Notícias sobre arte, cultura, turismo, gastronomia, lazer e sustentabilidade

Em aldeia Kalapalo, no Alto Xingu, abertura de estrada amplia acesso a saúde e renda, mas expõe território a não indígenas

Alto Xingu, por Kleber Patricio

FOTO: OLLIE HARDING/FLICKR.

O que é “ser indígena” e como a relação com o território também permeia transformações e mudanças no estilo de vida desses povos? Ao mesmo tempo em que recursos como uma nova estrada criam facilidades de acesso a serviços de saúde e assistência social, moradores de uma aldeia do povo indígena Kalapalo do município de Querência, no Mato Grosso, relatam temores no contato não desejados com não indígenas.  A reflexão está em artigo publicado na sexta-feira (19) na revista “Boletim do Museu Paraense Emílio Goeldi. Ciências Humanas” pela pesquisadora Marina Novo, antropóloga e pós-doutoranda no Departamento de Antropologia da Universidade Estadual de Campinas (Unicamp).

O trabalho apresenta, a partir de um estudo etnográfico prolongado, os impactos da abertura de uma estrada concluída em 2018, que liga cidades não indígenas à aldeia Aiha, uma das doze aldeias do povo Kalapalo, que habita o Alto Xingu e é formado por cerca de 900 pessoas. A pesquisa é fundamentada em diversas visitas à aldeia entre 2006 e 2022, além de atas de reuniões de governança sobre a estrada realizadas entre 2017 e 2019 e contatos com os Kalapalo em outros espaços, como nas cidades ou nas redes sociais.

De acordo com Marina Novo, o trabalho embasa e ajuda a ampliar a noção de território para além da percepção física de espaços demarcados. A abertura da estrada trouxe implicações diversas e bastante variadas, como a facilidade para transporte de pacientes e entrada e saída de profissionais de saúde da região da aldeia, explica o artigo. Adicionalmente, facilitou o acesso aos benefícios sociais a que eles têm direito, como aposentadorias e Bolsa Família. Além disso, as viagens à cidade ficam muito mais rápidas e baratas, diminuindo o impacto financeiro do transporte. “Considerando que os territórios são os espaços por onde eles circulam e criam conexões mais permanentes, o que eu sugiro a partir de minha pesquisa é que essa proximidade traga uma percepção de um território expandido, em que as cidades mais próximas da aldeia são, em alguma medida, integradas ao território vivido por eles”.

Aldeia Aiha em fevereiro de 2015. Foto: Marina Novo.

Território é um conceito complexo e difere muito do conceito jurídico de Terra Indígena, por exemplo, conforme explica Novo. “Vários autores já escreveram sobre isso, mas a ideia é de que Terra Indígena, como consta na legislação, são parcelas de terra delimitadas de forma mais ou menos arbitrária, considerando os modos de vida e os usos do espaço por parte das populações ali abrangidas. O conceito de território, por outro lado, é muito mais abrangente, compreendendo o território vivido e as relações estabelecidas com os diversos seres que habitam esse território, sejam eles humanos ou não humanos, e pode, nesse sentido, fazer referência a um espaço muito mais amplo do que a terra demarcada, como é minha sugestão, no caso dos Kalapalo”.

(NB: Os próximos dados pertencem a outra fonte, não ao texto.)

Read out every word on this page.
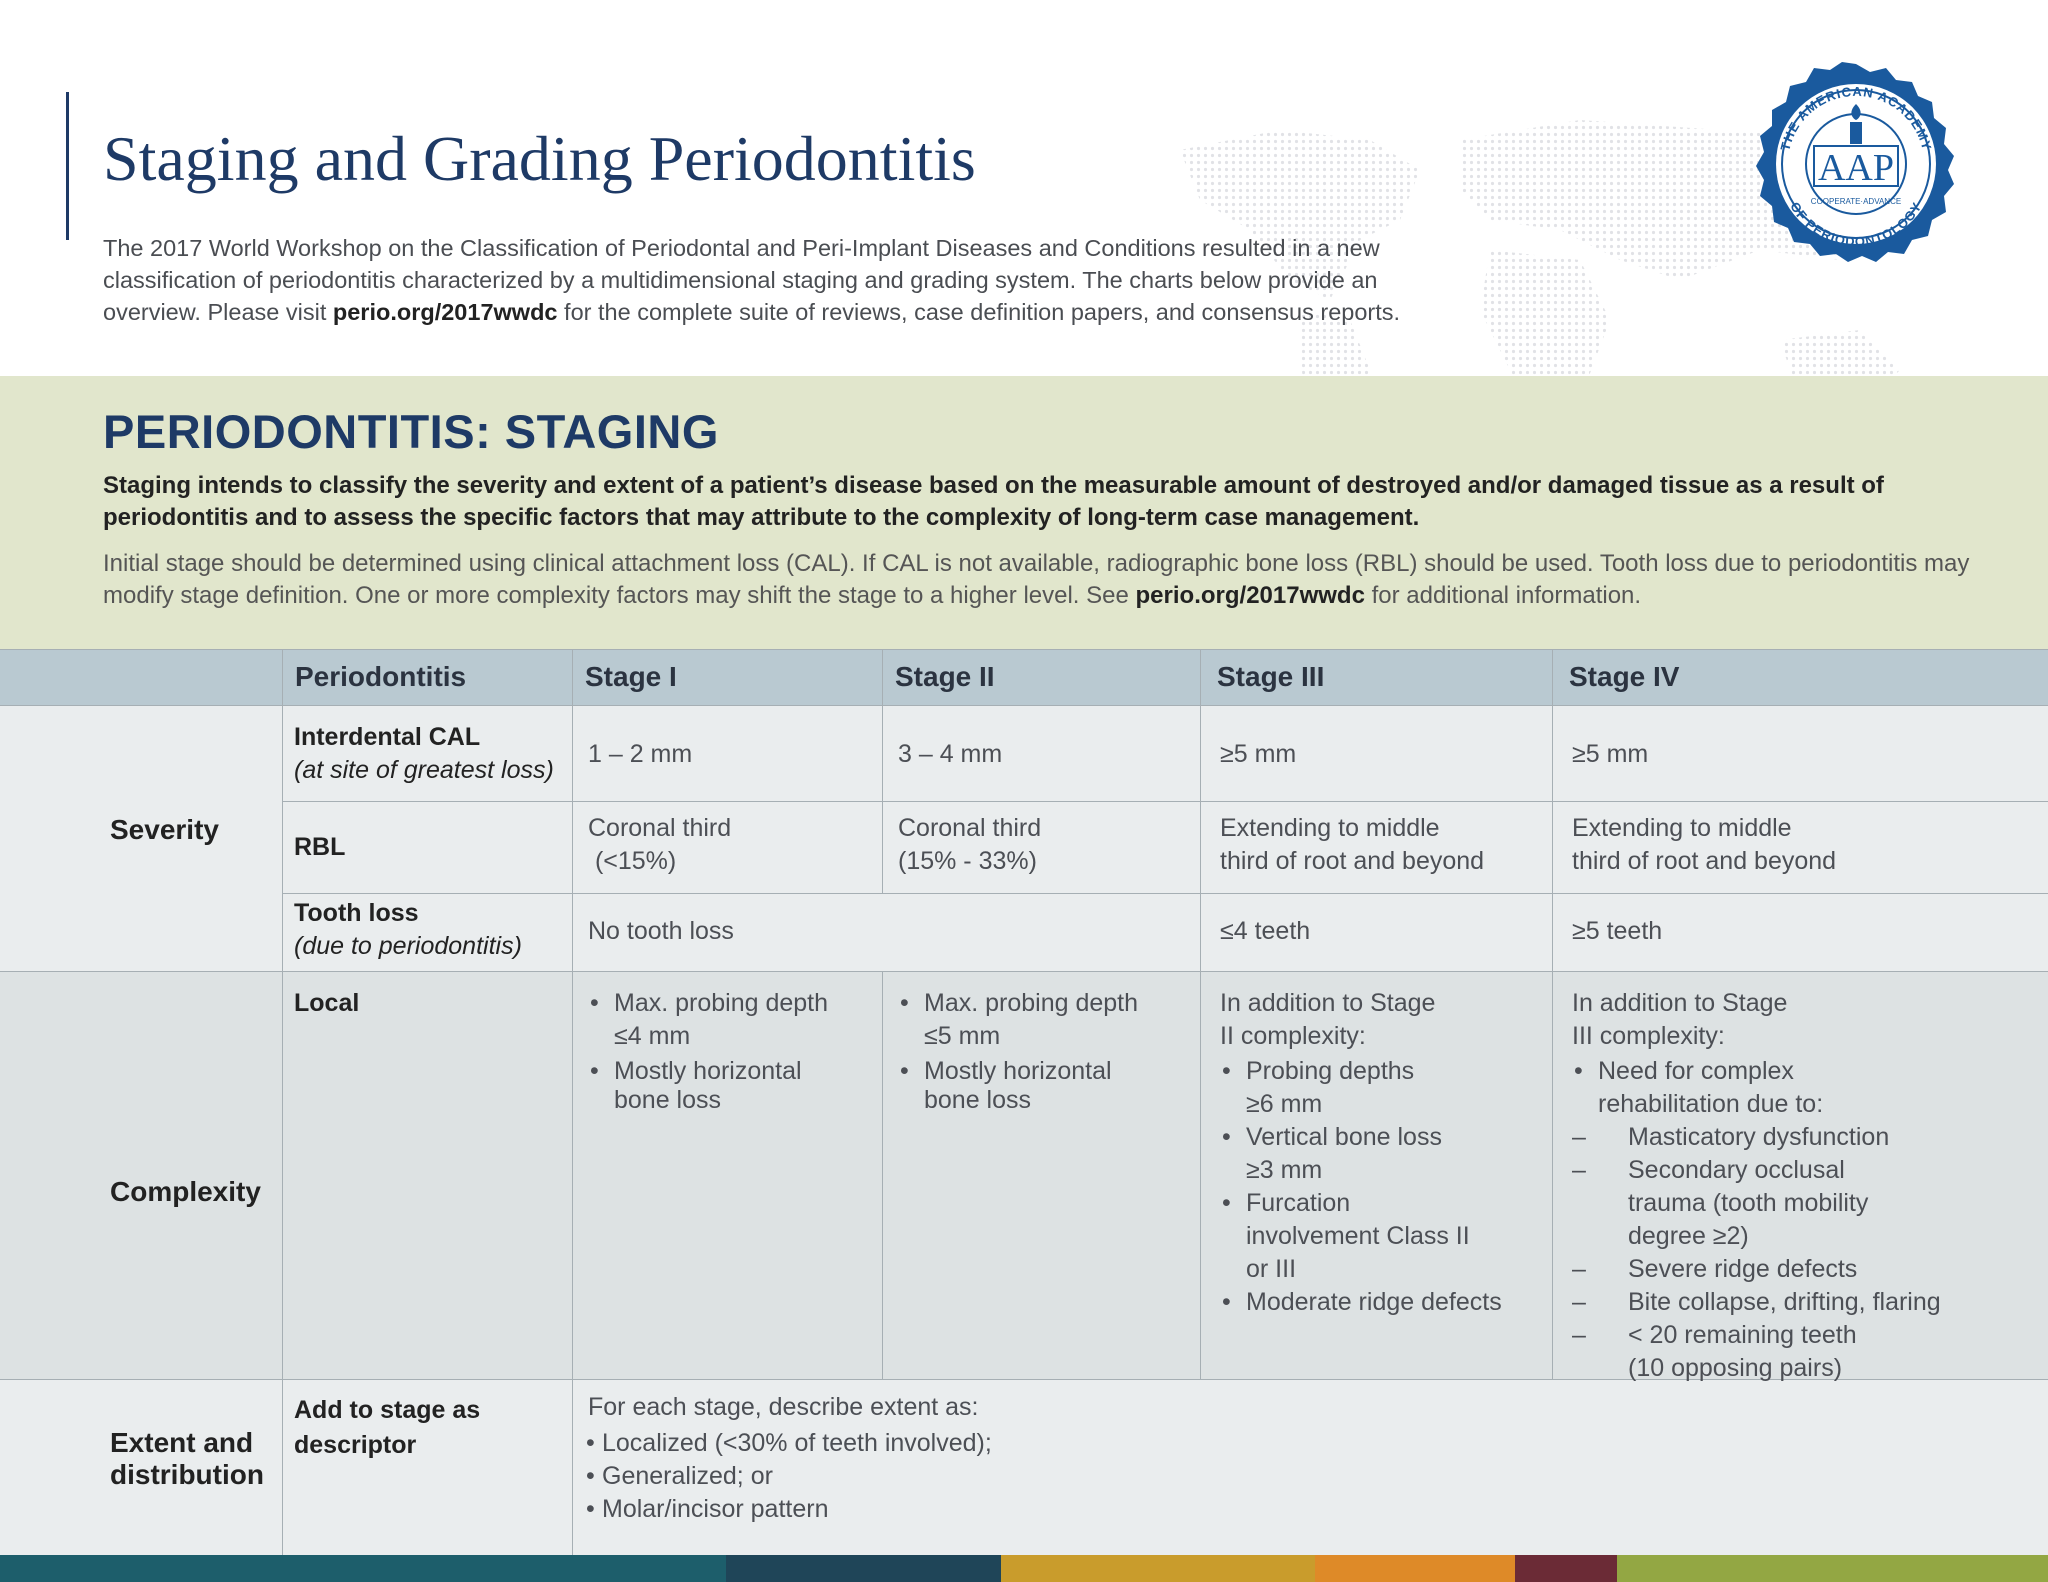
Staging and Grading Periodontitis

The 2017 World Workshop on the Classification of Periodontal and Peri-Implant Diseases and Conditions resulted in a new classification of periodontitis characterized by a multidimensional staging and grading system. The charts below provide an overview. Please visit perio.org/2017wwdc for the complete suite of reviews, case definition papers, and consensus reports.

THE AMERICAN ACADEMY
OF PERIODONTOLOGY
AAP
COOPERATE·ADVANCE
PERIODONTITIS: STAGING

Staging intends to classify the severity and extent of a patient’s disease based on the measurable amount of destroyed and/or damaged tissue as a result of periodontitis and to assess the specific factors that may attribute to the complexity of long-term case management.

Initial stage should be determined using clinical attachment loss (CAL). If CAL is not available, radiographic bone loss (RBL) should be used. Tooth loss due to periodontitis may modify stage definition. One or more complexity factors may shift the stage to a higher level. See perio.org/2017wwdc for additional information.

Periodontitis	Stage I	Stage II	Stage III	Stage IV
Severity
Interdental CAL
(at site of greatest loss)
1 – 2 mm	3 – 4 mm	≥5 mm	≥5 mm
RBL
Coronal third
(<15%)
Coronal third
(15% - 33%)
Extending to middle
third of root and beyond
Extending to middle
third of root and beyond
Tooth loss
(due to periodontitis)
No tooth loss	≤4 teeth	≥5 teeth
Complexity
Local
•	Max. probing depth ≤4 mm
• Mostly horizontal bone loss
• Max. probing depth ≤5 mm
• Mostly horizontal bone loss
In addition to Stage II complexity:
• Probing depths ≥6 mm
• Vertical bone loss ≥3 mm
• Furcation involvement Class II or III
• Moderate ridge defects
In addition to Stage III complexity:
• Need for complex rehabilitation due to:
– Masticatory dysfunction
– Secondary occlusal trauma (tooth mobility degree ≥2)
– Severe ridge defects
– Bite collapse, drifting, flaring
– < 20 remaining teeth (10 opposing pairs)
Extent and distribution
Add to stage as descriptor
For each stage, describe extent as:
• Localized (<30% of teeth involved);
• Generalized; or
• Molar/incisor pattern
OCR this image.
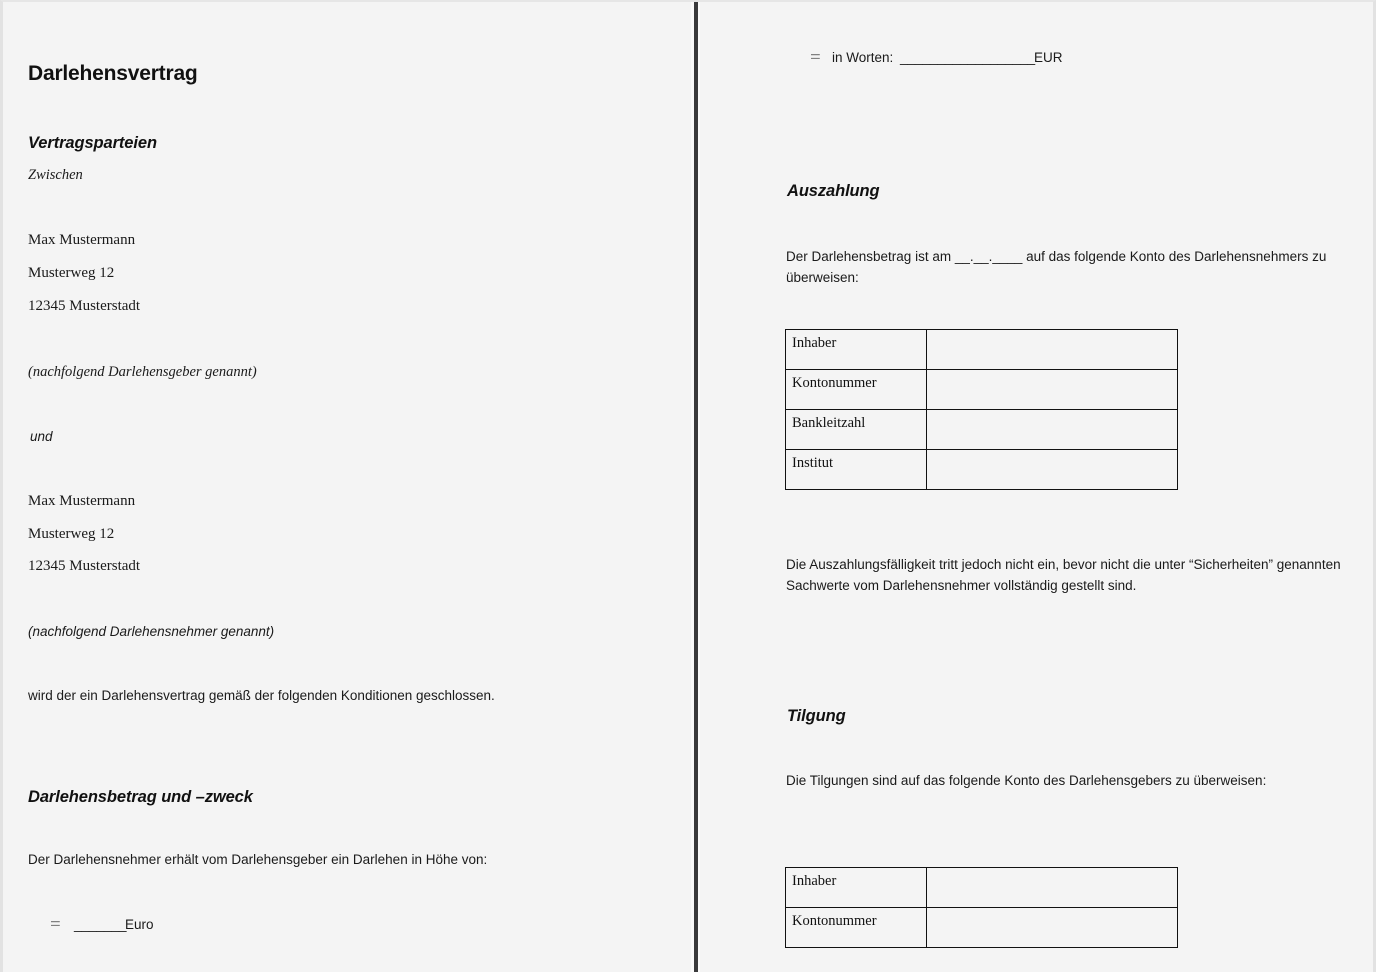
Darlehensvertrag
Vertragsparteien
Zwischen
Max Mustermann
Musterweg 12
12345 Musterstadt
(nachfolgend Darlehensgeber genannt)
und
Max Mustermann
Musterweg 12
12345 Musterstadt
(nachfolgend Darlehensnehmer genannt)
wird der ein Darlehensvertrag gemäß der folgenden Konditionen geschlossen.
Darlehensbetrag und –zweck
Der Darlehensnehmer erhält vom Darlehensgeber ein Darlehen in Höhe von:
⚌ _______
Euro
⚌ in Worten: __________________
EUR
Auszahlung
Der Darlehensbetrag ist am __.__.____ auf das folgende Konto des Darlehensnehmers zu überweisen:
Inhaber	
Kontonummer	
Bankleitzahl	
Institut	
Die Auszahlungsfälligkeit tritt jedoch nicht ein, bevor nicht die unter “Sicherheiten” genannten Sachwerte vom Darlehensnehmer vollständig gestellt sind.
Tilgung
Die Tilgungen sind auf das folgende Konto des Darlehensgebers zu überweisen:
Inhaber	
Kontonummer	
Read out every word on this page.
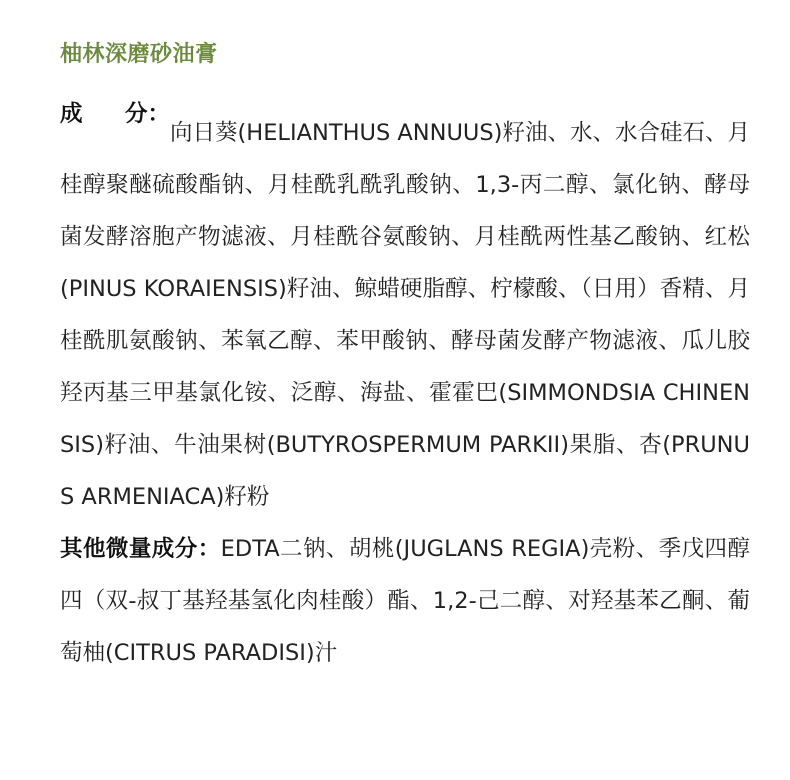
柚林深磨砂油膏

成 分：
向日葵(HELIANTHUS ANNUUS)籽油、水、水合硅石、月桂醇聚醚硫酸酯钠、月桂酰乳酰乳酸钠、1,3-丙二醇、氯化钠、酵母菌发酵溶胞产物滤液、月桂酰谷氨酸钠、月桂酰两性基乙酸钠、红松(PINUS KORAIENSIS)籽油、鲸蜡硬脂醇、柠檬酸、（日用）香精、月桂酰肌氨酸钠、苯氧乙醇、苯甲酸钠、酵母菌发酵产物滤液、瓜儿胶羟丙基三甲基氯化铵、泛醇、海盐、霍霍巴(SIMMONDSIA CHINENSIS)籽油、牛油果树(BUTYROSPERMUM PARKII)果脂、杏(PRUNUS ARMENIACA)籽粉

其他微量成分：EDTA二钠、胡桃(JUGLANS REGIA)壳粉、季戊四醇四（双-叔丁基羟基氢化肉桂酸）酯、1,2-己二醇、对羟基苯乙酮、葡萄柚(CITRUS PARADISI)汁
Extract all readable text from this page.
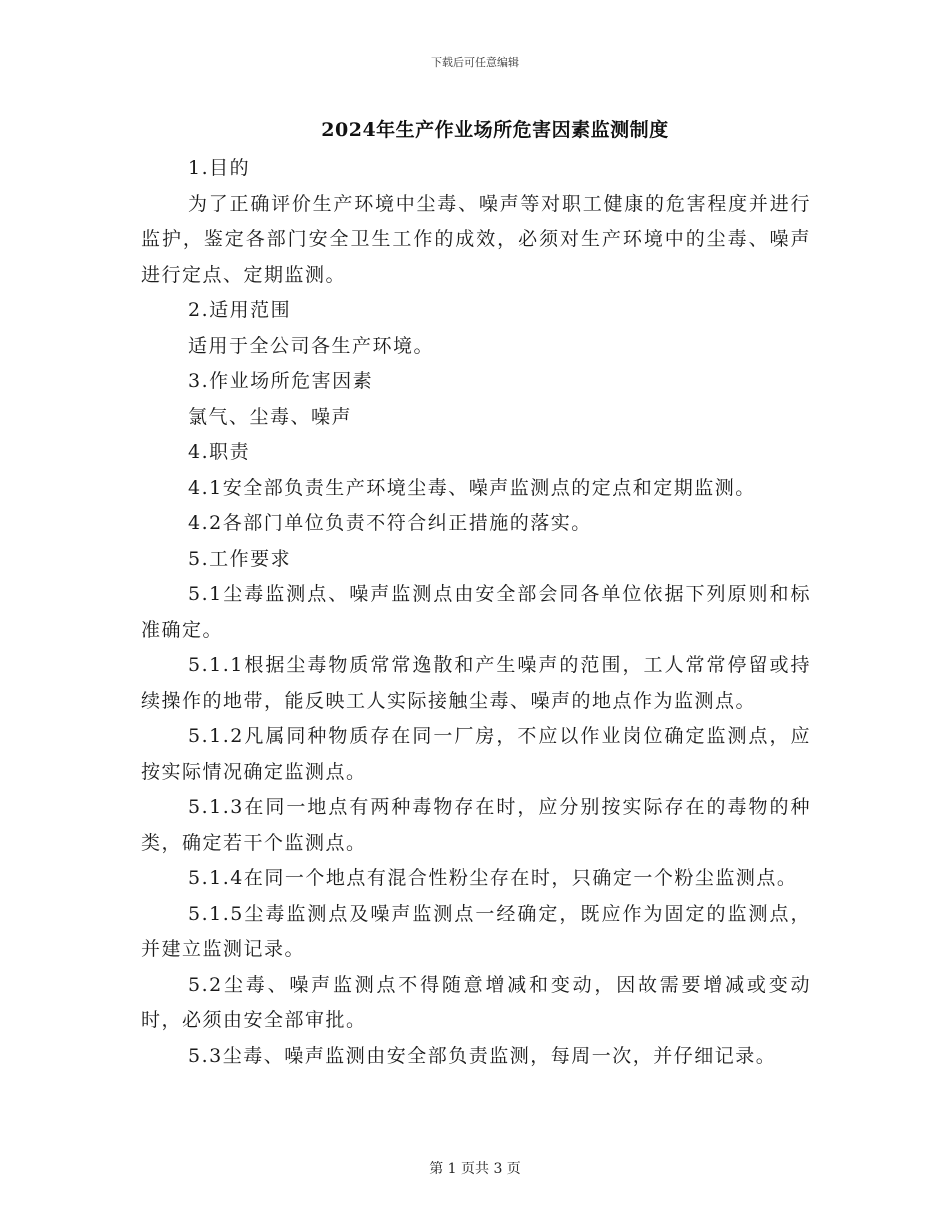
下载后可任意编辑
2024年生产作业场所危害因素监测制度

1.目的

为了正确评价生产环境中尘毒、噪声等对职工健康的危害程度并进行监护，鉴定各部门安全卫生工作的成效，必须对生产环境中的尘毒、噪声进行定点、定期监测。

2.适用范围

适用于全公司各生产环境。

3.作业场所危害因素

氯气、尘毒、噪声

4.职责

4.1安全部负责生产环境尘毒、噪声监测点的定点和定期监测。

4.2各部门单位负责不符合纠正措施的落实。

5.工作要求

5.1尘毒监测点、噪声监测点由安全部会同各单位依据下列原则和标准确定。

5.1.1根据尘毒物质常常逸散和产生噪声的范围，工人常常停留或持续操作的地带，能反映工人实际接触尘毒、噪声的地点作为监测点。

5.1.2凡属同种物质存在同一厂房，不应以作业岗位确定监测点，应按实际情况确定监测点。

5.1.3在同一地点有两种毒物存在时，应分别按实际存在的毒物的种类，确定若干个监测点。

5.1.4在同一个地点有混合性粉尘存在时，只确定一个粉尘监测点。

5.1.5尘毒监测点及噪声监测点一经确定，既应作为固定的监测点，并建立监测记录。

5.2尘毒、噪声监测点不得随意增减和变动，因故需要增减或变动时，必须由安全部审批。

5.3尘毒、噪声监测由安全部负责监测，每周一次，并仔细记录。

第 1 页共 3 页
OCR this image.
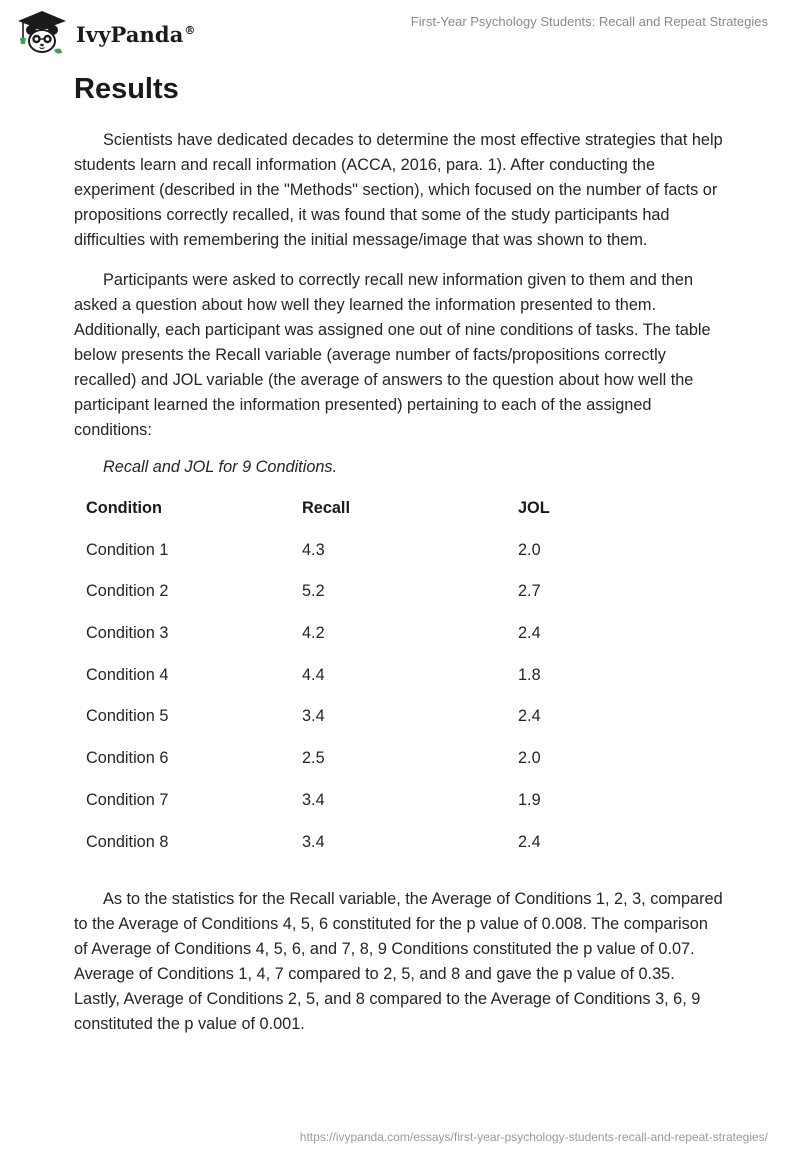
IvyPanda®
First-Year Psychology Students: Recall and Repeat Strategies
Results

Scientists have dedicated decades to determine the most effective strategies that help students learn and recall information (ACCA, 2016, para. 1). After conducting the experiment (described in the "Methods" section), which focused on the number of facts or propositions correctly recalled, it was found that some of the study participants had difficulties with remembering the initial message/image that was shown to them.

Participants were asked to correctly recall new information given to them and then asked a question about how well they learned the information presented to them. Additionally, each participant was assigned one out of nine conditions of tasks. The table below presents the Recall variable (average number of facts/propositions correctly recalled) and JOL variable (the average of answers to the question about how well the participant learned the information presented) pertaining to each of the assigned conditions:

Recall and JOL for 9 Conditions.
Condition	Recall	JOL
Condition 1	4.3	2.0
Condition 2	5.2	2.7
Condition 3	4.2	2.4
Condition 4	4.4	1.8
Condition 5	3.4	2.4
Condition 6	2.5	2.0
Condition 7	3.4	1.9
Condition 8	3.4	2.4

As to the statistics for the Recall variable, the Average of Conditions 1, 2, 3, compared to the Average of Conditions 4, 5, 6 constituted for the p value of 0.008. The comparison of Average of Conditions 4, 5, 6, and 7, 8, 9 Conditions constituted the p value of 0.07. Average of Conditions 1, 4, 7 compared to 2, 5, and 8 and gave the p value of 0.35. Lastly, Average of Conditions 2, 5, and 8 compared to the Average of Conditions 3, 6, 9 constituted the p value of 0.001.

https://ivypanda.com/essays/first-year-psychology-students-recall-and-repeat-strategies/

Apesar de vantagens, essa conexão com o ambiente não indígena também trouxe repercussões negativas. O trabalho aponta que a estrada aumentou significativamente a entrada de turistas (especialmente de pesca) que nem sempre têm autorização para permanência em território indígena. Segundo informações dos agentes de saúde, também aumentou a incidência de gripes e outras viroses gastrointestinais, especialmente entre as crianças. Embora desejosos de contatos com outros territórios e modos de vida, os Kalapalo buscam assegurar uma noção de “boa distância” do mundo não indígena, ressalta o artigo.

As questões levantadas pelo estudo podem contribuir para a elaboração de políticas públicas que levem em consideração a diversidade dos povos indígenas e as especificidades de suas relações com o dinheiro, os bens industrializados e com seus territórios. “A correlação dos povos indígenas com a terra é intrínseca aos seus modos de vida. Ao mesmo tempo, quando se propõe políticas públicas que sejam universais, muitas vezes as especificidades dos povos indígenas não são respeitadas e o que era para ser a garantia de um direito constitucional se transforma em uma violação de outro direito constitucional, que é o direito à diferença. Assim, pesquisas como essa podem contribuir para que cada vez mais essas especificidades e diversidades sejam olhadas e consideradas pelos gestores e tomadores de decisão”, pontua Marina Novo.